- Native Americans in North America. From the time that Christopher Columbus first reached what would become the Americas, attempts were made at wiping out the indigenous people (often known as Native Americans, American Indians, or Amerindians). The vast majority of these were killed as a result of the diseases that Europeans brought. Although the Europeans were immune to these diseases, the Native Americans were not, causing as many as 100 million of them to die from sickness. Disease was used as a biological weapon against them, and throughout the 1700s and 1800s, the United States continued warring with the remaining natives.
- The Haiti Massacre. In an attempt to rid Haiti of its white population, Jean-Jacques Dessalines led a massacre between February and April of 1804, resulting in the deaths of up to 5,000 French Creoles of all ages and genders. According to Dessalines, the massacre was an attempt to preserve the nation. By 1805, only non-whites were legally allowed to own land or be considered citizens of Haiti.
- The Dzungar Massacre. The Dzungar were a nomadic empire that was at war with the Qing Dynasty in China in the 17th and 18th centuries. A campaign from the Qing government was aimed at the complete destruction of the people group, with 40% being killed by smallpox, 30% by massacre, and many of the remaining people fleeing the country to escape death. The result of the campaign was the collapse of the Dzungar state and the near-eradication of its people.
- Ethnic Cleansing of Circassia. Circassia, an area along coast of the Black Sea in Russia, was seen by the Tsarist Empire as a strategic necessity. For a century, Russia waged war against the Circassians, with more than 90% of the nation being annihilated or deported. According to some historians, this was the largest genocide of the 19th century, with up to 1.5 million Circassians being killed and the rest deported.

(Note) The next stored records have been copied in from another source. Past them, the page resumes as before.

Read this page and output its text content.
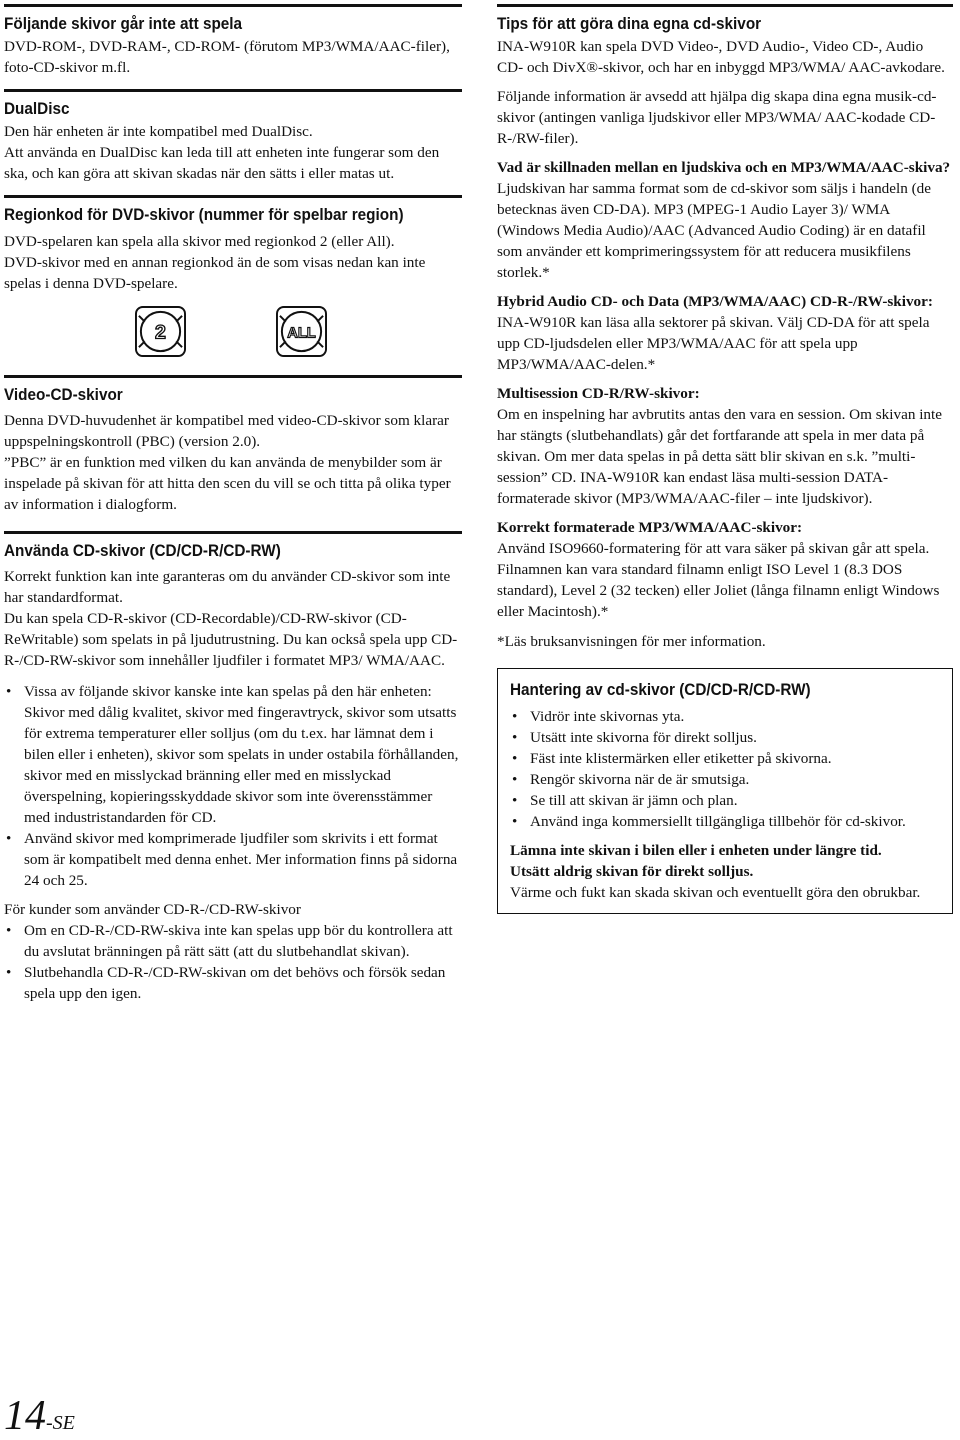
Följande skivor går inte att spela

DVD-ROM-, DVD-RAM-, CD-ROM- (förutom MP3/WMA/AAC-filer), foto-CD-skivor m.fl.

DualDisc

Den här enheten är inte kompatibel med DualDisc.

Att använda en DualDisc kan leda till att enheten inte fungerar som den ska, och kan göra att skivan skadas när den sätts i eller matas ut.

Regionkod för DVD-skivor (nummer för spelbar region)

DVD-spelaren kan spela alla skivor med regionkod 2 (eller All).

DVD-skivor med en annan regionkod än de som visas nedan kan inte spelas i denna DVD-spelare.

2	ALL
Video-CD-skivor

Denna DVD-huvudenhet är kompatibel med video-CD-skivor som klarar uppspelningskontroll (PBC) (version 2.0).

”PBC” är en funktion med vilken du kan använda de menybilder som är inspelade på skivan för att hitta den scen du vill se och titta på olika typer av information i dialogform.

Använda CD-skivor (CD/CD-R/CD-RW)

Korrekt funktion kan inte garanteras om du använder CD-skivor som inte har standardformat.

Du kan spela CD-R-skivor (CD-Recordable)/CD-RW-skivor (CD-ReWritable) som spelats in på ljudutrustning. Du kan också spela upp CD-R-/CD-RW-skivor som innehåller ljudfiler i formatet MP3/ WMA/AAC.

• Vissa av följande skivor kanske inte kan spelas på den här enheten:
Skivor med dålig kvalitet, skivor med fingeravtryck, skivor som utsatts för extrema temperaturer eller solljus (om du t.ex. har lämnat dem i bilen eller i enheten), skivor som spelats in under ostabila förhållanden, skivor med en misslyckad bränning eller med en misslyckad överspelning, kopieringsskyddade skivor som inte överensstämmer med industristandarden för CD.
• Använd skivor med komprimerade ljudfiler som skrivits i ett format som är kompatibelt med denna enhet. Mer information finns på sidorna 24 och 25.

För kunder som använder CD-R-/CD-RW-skivor

• Om en CD-R-/CD-RW-skiva inte kan spelas upp bör du kontrollera att du avslutat bränningen på rätt sätt (att du slutbehandlat skivan).
• Slutbehandla CD-R-/CD-RW-skivan om det behövs och försök sedan spela upp den igen.
Tips för att göra dina egna cd-skivor

INA-W910R kan spela DVD Video-, DVD Audio-, Video CD-, Audio CD- och DivX®-skivor, och har en inbyggd MP3/WMA/ AAC-avkodare.

Följande information är avsedd att hjälpa dig skapa dina egna musik-cd-skivor (antingen vanliga ljudskivor eller MP3/WMA/ AAC-kodade CD-R-/RW-filer).

Vad är skillnaden mellan en ljudskiva och en MP3/WMA/AAC-skiva?

Ljudskivan har samma format som de cd-skivor som säljs i handeln (de betecknas även CD-DA). MP3 (MPEG-1 Audio Layer 3)/ WMA (Windows Media Audio)/AAC (Advanced Audio Coding) är en datafil som använder ett komprimeringssystem för att reducera musikfilens storlek.*

Hybrid Audio CD- och Data (MP3/WMA/AAC) CD-R-/RW-skivor:

INA-W910R kan läsa alla sektorer på skivan. Välj CD-DA för att spela upp CD-ljudsdelen eller MP3/WMA/AAC för att spela upp MP3/WMA/AAC-delen.*

Multisession CD-R/RW-skivor:

Om en inspelning har avbrutits antas den vara en session. Om skivan inte har stängts (slutbehandlats) går det fortfarande att spela in mer data på skivan. Om mer data spelas in på detta sätt blir skivan en s.k. ”multi-session” CD. INA-W910R kan endast läsa multi-session DATA-formaterade skivor (MP3/WMA/AAC-filer – inte ljudskivor).

Korrekt formaterade MP3/WMA/AAC-skivor:

Använd ISO9660-formatering för att vara säker på skivan går att spela. Filnamnen kan vara standard filnamn enligt ISO Level 1 (8.3 DOS standard), Level 2 (32 tecken) eller Joliet (långa filnamn enligt Windows eller Macintosh).*

*Läs bruksanvisningen för mer information.

Hantering av cd-skivor (CD/CD-R/CD-RW)
• Vidrör inte skivornas yta.
• Utsätt inte skivorna för direkt solljus.
• Fäst inte klistermärken eller etiketter på skivorna.
• Rengör skivorna när de är smutsiga.
• Se till att skivan är jämn och plan.
• Använd inga kommersiellt tillgängliga tillbehör för cd-skivor.

Lämna inte skivan i bilen eller i enheten under längre tid.

Utsätt aldrig skivan för direkt solljus.

Värme och fukt kan skada skivan och eventuellt göra den obrukbar.

14-SE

- The Holodomor. The Soviet Union was responsible for campaigns against many people groups during its existence. The Holodomor was an intentional famine caused by the Soviet government confiscating the whole harvest of 1933 in the Ukraine, Kazakhstan, and elsewhere, leaving the peasantry with no food to feed themselves. As many as ten million people starved to death across the Soviet Union as a result, the majority of them in Ukraine.
- The Holocaust. In one of the world’s most infamous instances of genocide, the Holocaust was the attempt by the Nazi government to exterminate Europe’s Jewish population. Concentration and mass extermination camps either worked Jews to death or gassed them, with approximately 6 million being killed. During the same period, Germany also attempted to exterminate other ethic groups, including Slavs, the Romani, and even the mentally handicapped. Estimates suggest that more than 16 million people were exterminated by the Nazi government before World War II came to an end in 1945.
These are all tragic examples of genocide. It is very important to learn about the different genocides that have occurred in the past so that those who fight for freedom can do everything possible to stop genocide in the future.